I heard about this during my weekend trip to a picturesque village that I’ve been visiting for years from a 19-year-old blond woman who just obtained her teaching certificate. She’s been volunteering for months, despite her grandmother’s and brother’s disapproval.

At first she didn’t want to talk to me about it, not knowing how I’d react. Opinion in the village is divided. Some, like her, are doing what they can to oppose Russian aggression against Ukraine. Others can’t understand why men are fleeing from the east to Western Ukraine, rather than defending themselves against pro-Russian armed separatists and Russians who are invading and killing.

I heard stories about these internally displaced men behaving boorishly. I also heard about locals taking advantage of the situation, falsely using the names of known pro-Ukrainian activist groups for personal gain, and in doing so, discrediting their efforts. My young friend told me about an incident. Some guy wanted a seat in a crowded bus and threatened another passenger who refused to give his up saying, ‘I’m from the Right Sector, if you don’t give me your seat, we’ll come after you.”

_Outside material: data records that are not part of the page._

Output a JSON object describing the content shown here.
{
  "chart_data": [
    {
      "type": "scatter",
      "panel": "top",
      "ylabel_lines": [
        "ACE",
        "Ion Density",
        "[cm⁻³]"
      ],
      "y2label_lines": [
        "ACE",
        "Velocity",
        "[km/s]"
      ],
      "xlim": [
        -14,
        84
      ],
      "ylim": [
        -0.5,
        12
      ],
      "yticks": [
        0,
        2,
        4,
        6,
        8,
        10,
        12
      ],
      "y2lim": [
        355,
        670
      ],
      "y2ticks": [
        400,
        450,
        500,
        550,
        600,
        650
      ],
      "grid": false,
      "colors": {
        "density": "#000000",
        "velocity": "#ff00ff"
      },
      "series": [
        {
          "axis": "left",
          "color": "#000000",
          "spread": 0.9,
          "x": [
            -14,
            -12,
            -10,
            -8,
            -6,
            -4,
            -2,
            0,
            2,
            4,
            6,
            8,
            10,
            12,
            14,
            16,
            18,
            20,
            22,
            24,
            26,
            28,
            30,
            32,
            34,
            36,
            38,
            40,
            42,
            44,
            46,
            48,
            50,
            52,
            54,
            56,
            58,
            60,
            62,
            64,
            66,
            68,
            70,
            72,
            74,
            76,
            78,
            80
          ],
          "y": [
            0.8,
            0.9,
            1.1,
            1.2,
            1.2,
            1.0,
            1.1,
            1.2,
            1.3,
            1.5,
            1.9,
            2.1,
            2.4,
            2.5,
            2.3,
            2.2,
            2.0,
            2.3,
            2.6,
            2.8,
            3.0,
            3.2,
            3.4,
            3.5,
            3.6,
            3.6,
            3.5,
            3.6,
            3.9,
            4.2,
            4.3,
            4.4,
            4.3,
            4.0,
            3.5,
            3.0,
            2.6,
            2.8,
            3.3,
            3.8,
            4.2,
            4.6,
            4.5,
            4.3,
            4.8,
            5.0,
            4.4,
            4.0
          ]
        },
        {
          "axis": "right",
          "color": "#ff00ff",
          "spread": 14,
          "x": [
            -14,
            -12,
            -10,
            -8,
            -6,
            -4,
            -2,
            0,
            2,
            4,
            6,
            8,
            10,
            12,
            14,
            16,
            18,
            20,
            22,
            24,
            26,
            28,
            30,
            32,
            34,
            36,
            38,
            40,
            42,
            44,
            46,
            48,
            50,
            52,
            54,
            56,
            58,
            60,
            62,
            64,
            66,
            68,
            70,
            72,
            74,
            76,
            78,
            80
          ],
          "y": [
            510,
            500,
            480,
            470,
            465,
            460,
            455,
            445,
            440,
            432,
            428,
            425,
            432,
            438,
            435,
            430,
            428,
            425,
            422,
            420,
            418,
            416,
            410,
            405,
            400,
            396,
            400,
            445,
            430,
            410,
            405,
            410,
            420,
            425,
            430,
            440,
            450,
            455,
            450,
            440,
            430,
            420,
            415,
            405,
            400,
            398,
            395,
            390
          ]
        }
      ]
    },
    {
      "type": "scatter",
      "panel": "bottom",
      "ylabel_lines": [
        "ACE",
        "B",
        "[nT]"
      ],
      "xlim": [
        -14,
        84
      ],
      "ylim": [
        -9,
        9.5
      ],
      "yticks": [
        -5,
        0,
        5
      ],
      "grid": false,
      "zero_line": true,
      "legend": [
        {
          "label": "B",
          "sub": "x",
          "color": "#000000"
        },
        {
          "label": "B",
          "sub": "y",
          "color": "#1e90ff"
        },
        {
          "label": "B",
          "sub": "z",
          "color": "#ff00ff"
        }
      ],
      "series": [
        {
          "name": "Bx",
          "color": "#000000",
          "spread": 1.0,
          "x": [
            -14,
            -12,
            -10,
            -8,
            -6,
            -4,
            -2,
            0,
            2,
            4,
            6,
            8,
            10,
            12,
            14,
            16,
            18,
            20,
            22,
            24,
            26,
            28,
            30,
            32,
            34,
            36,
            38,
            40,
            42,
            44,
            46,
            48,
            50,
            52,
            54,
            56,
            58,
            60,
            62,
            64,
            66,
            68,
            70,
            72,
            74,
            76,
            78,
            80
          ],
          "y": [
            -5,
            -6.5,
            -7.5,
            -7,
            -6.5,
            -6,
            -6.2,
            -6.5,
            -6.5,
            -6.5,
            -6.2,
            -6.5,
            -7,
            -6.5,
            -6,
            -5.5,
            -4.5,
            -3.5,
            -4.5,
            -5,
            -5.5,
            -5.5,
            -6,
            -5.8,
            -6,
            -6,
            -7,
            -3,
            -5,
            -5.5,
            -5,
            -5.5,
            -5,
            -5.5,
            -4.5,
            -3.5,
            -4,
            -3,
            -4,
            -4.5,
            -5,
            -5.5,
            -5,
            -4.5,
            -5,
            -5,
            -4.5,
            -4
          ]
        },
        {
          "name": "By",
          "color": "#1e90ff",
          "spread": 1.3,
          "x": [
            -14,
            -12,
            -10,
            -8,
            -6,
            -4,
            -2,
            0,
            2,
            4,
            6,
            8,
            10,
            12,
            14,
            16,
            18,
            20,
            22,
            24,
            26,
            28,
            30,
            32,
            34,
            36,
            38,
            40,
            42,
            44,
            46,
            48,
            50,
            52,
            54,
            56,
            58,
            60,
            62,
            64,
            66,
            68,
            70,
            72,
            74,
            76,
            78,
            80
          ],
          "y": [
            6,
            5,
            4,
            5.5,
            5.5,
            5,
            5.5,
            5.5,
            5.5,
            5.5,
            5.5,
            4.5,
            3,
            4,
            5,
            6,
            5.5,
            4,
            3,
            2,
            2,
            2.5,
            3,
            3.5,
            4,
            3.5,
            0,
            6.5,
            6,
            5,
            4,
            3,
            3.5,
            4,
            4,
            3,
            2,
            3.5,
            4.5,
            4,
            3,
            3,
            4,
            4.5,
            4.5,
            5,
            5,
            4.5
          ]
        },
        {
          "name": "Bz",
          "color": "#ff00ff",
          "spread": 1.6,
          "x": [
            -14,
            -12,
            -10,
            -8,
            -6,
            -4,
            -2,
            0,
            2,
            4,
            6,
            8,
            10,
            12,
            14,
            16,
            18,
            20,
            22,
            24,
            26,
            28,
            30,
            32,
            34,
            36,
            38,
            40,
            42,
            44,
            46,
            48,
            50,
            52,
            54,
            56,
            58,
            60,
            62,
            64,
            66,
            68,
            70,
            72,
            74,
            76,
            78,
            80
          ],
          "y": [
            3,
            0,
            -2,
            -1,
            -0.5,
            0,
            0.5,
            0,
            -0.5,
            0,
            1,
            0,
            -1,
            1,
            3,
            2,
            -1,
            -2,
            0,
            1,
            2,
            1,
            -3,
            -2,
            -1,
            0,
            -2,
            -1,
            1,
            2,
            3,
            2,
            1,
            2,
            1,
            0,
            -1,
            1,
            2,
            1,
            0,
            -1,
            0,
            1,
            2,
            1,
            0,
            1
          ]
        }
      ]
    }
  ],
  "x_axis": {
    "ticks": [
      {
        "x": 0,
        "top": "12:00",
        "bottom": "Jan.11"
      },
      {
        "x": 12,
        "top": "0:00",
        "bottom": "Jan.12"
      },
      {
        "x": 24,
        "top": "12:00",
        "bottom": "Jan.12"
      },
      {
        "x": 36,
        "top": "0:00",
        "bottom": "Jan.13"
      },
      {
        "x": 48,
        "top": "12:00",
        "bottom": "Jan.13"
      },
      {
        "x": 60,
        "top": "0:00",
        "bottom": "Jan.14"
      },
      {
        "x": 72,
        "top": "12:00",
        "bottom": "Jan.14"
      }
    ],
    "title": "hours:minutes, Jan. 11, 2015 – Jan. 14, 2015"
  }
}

The Right Sector emerged during Ukraine’s winter Euromaidan protests and is controversial because of their right wing ideology and advocating the use of force. But they’ve been active in opposing Russia’s war against Ukraine. “I know that guy’s not part of the Right Sector,” said the young woman.

Her disapproving grandmother, who was listening to our conversation, joined in. “It was like that during World War II,” she said. “All sorts of horrible thing were done by people, claiming to be part of the Ukrainian Insurgent Army, to discredit them.”

I remember hearing stories from the elderly woman’s brother about what had gone on in that village during the Second World War. He’d showed me the basement where he and his high school buddies hid Ukrainian partisans who were fighting against the Red Army.

There’s no fighting in the Carpathian Mountains today, and his great-niece is not sheltering partisans. She’s applying to university in the fall, and going abroad for the summer. But she inherited her great-uncle’s spirit, and is now helping to send supplies to men who are not running away from – but going into – the zone of combat and resisting an invading aggressor.